Filed under: Abraham Lincoln, Cork, Edwin Booth, hand bells, peppered moth — trybecca @ 3:58 am

At some point in my life, I’d like to publish a collection of personal essays. I expect these essays might be about Cork.

I don’t believe in a traditional God but I do place an inordinate amount of faith in coincidence. I collect coincidence the way some people collect coins. My friends know to gift me their stories. Here is an example of historical Cork, via Woody:

On April 14, 1865, John Wilkes Booth shoots and kills Abraham Lincoln at Ford’s Theater. Years later, the famous stage actor Edwin Booth— John Wilkes’ older brother— sees a well-dressed young man slip between a station platform and a moving train. He locks a leg around the railing, grabs him, and pulls him to safety. The name of that man, unbeknownst to Edwin Booth at the time? Robert Todd Lincoln. Abraham Lincoln’s son.

So that’s Cork: a Booth kills a Lincoln, a Booth saves a Lincoln. Neither act is linked to liturgy or transubstantiation (although transubstantiation does look like it could be Latin for train station) or Buddha or the Shahada or Oprah. It’s certainly not connected to The Secret. Cork always incorporates surprise. The Secret teaches you to materialize your desires by harnessing positive energy; want something badly enough, you can attain it. But Cork is about the unexpected. You don’t light a candle or keep wish vigil. Cork just comes. If you try for it, it will elude you every time. I never prayed for a Cork board. I never anticipated not having to buy one.

handbells.jpg

Last Wednesday, because my new job as a personal assistant doesn’t start until September, I answered an ad on Craigslist to sit for five hours in an unmarked van and guard church handbells. They were worth a lot of money. Luckily I didn’t have to resort to any hand to handbell combat, but I did exhaust myself enough doing nothing (who knew leaving toe marks on a front window would prove so taxing?) so that when I returned to Brooklyn, I locked myself out of my apartment.

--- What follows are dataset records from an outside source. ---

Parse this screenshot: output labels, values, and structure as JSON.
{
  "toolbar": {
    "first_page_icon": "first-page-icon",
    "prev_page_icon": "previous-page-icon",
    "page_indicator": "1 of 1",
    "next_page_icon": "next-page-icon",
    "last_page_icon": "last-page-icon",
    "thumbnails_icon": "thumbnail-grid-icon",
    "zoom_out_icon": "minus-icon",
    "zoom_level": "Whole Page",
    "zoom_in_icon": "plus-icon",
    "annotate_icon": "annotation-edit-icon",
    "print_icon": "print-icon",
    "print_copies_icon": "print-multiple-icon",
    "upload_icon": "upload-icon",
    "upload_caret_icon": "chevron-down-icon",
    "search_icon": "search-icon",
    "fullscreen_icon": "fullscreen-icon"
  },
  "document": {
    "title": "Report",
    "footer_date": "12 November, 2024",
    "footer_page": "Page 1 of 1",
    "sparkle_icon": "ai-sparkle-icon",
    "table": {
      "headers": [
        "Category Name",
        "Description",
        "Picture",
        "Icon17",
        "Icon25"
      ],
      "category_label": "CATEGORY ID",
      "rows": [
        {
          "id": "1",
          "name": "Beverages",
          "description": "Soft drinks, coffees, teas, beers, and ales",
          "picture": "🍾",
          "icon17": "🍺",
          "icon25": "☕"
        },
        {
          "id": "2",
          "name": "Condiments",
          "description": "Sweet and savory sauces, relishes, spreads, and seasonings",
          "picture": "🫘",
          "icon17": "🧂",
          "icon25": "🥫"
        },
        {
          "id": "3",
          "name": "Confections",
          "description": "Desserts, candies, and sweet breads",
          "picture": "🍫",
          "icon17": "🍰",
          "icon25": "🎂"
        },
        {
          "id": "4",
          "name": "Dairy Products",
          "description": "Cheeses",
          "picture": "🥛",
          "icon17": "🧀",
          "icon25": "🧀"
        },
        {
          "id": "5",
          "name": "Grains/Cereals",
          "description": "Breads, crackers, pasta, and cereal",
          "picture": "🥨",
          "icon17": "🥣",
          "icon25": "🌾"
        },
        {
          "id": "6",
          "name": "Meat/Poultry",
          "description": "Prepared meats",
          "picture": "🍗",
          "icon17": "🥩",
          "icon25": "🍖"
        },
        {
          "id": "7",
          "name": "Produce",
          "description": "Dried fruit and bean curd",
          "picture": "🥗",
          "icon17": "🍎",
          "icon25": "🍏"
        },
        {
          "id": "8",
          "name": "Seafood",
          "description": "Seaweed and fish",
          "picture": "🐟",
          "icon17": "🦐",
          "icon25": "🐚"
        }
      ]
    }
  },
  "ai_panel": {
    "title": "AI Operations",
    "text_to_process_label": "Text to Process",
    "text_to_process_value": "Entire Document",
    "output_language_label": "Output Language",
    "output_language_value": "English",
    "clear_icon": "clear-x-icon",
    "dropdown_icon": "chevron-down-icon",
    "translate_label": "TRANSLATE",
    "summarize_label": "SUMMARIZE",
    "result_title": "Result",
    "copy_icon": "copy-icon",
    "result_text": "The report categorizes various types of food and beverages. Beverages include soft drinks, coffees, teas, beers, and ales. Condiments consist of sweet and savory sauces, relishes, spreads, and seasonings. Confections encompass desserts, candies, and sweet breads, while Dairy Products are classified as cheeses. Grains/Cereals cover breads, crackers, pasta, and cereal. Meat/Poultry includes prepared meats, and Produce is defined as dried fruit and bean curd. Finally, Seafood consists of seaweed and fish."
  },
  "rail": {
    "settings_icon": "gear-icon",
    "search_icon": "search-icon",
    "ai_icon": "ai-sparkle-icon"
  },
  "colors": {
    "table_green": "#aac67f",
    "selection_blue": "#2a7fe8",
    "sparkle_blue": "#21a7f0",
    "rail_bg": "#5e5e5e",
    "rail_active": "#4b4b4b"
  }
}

And I had just suffered great disappointment at my corner grocery, when all I wanted after a hard day of handbell protecting was a tomato sandwich, and every tomato looked as if had been juggled, mistaken for a grape by a stomper, then thrown at a bad actor.

I was locked out for about five hours. Sometime between the second and third hours, I met my upstairs neighbor, Kathy, a 55 year old dancer-turned-therapist. She advised me on the art of breaking and entering. We tried everything: coat hanger, her old Screen Actor’s Guild membership card, edge of a plastic egg carton, even the local precinct. The cops said my door is “quite a piece of work.” I asked if they could just shoot it open. They said “No Ma’am, we can’t.” Then they left.

Because I didn’t want to pay for a locksmith, I decided to wait it out. Kathy invited me upstairs and served me white wine. We talked about men, aging, career, Iowa, Bernese Mountain Dogs, VHS. We did not talk about tomatoes. There was no mention made of tomatoes. When my roommate called to say he was finally home, Kathy disappeared into the kitchen. When she reappeared, her hands contained two of the plumpest, freshest, most organic tomatoes I have ever seen. “I grow these in our rooftop garden. Want them?”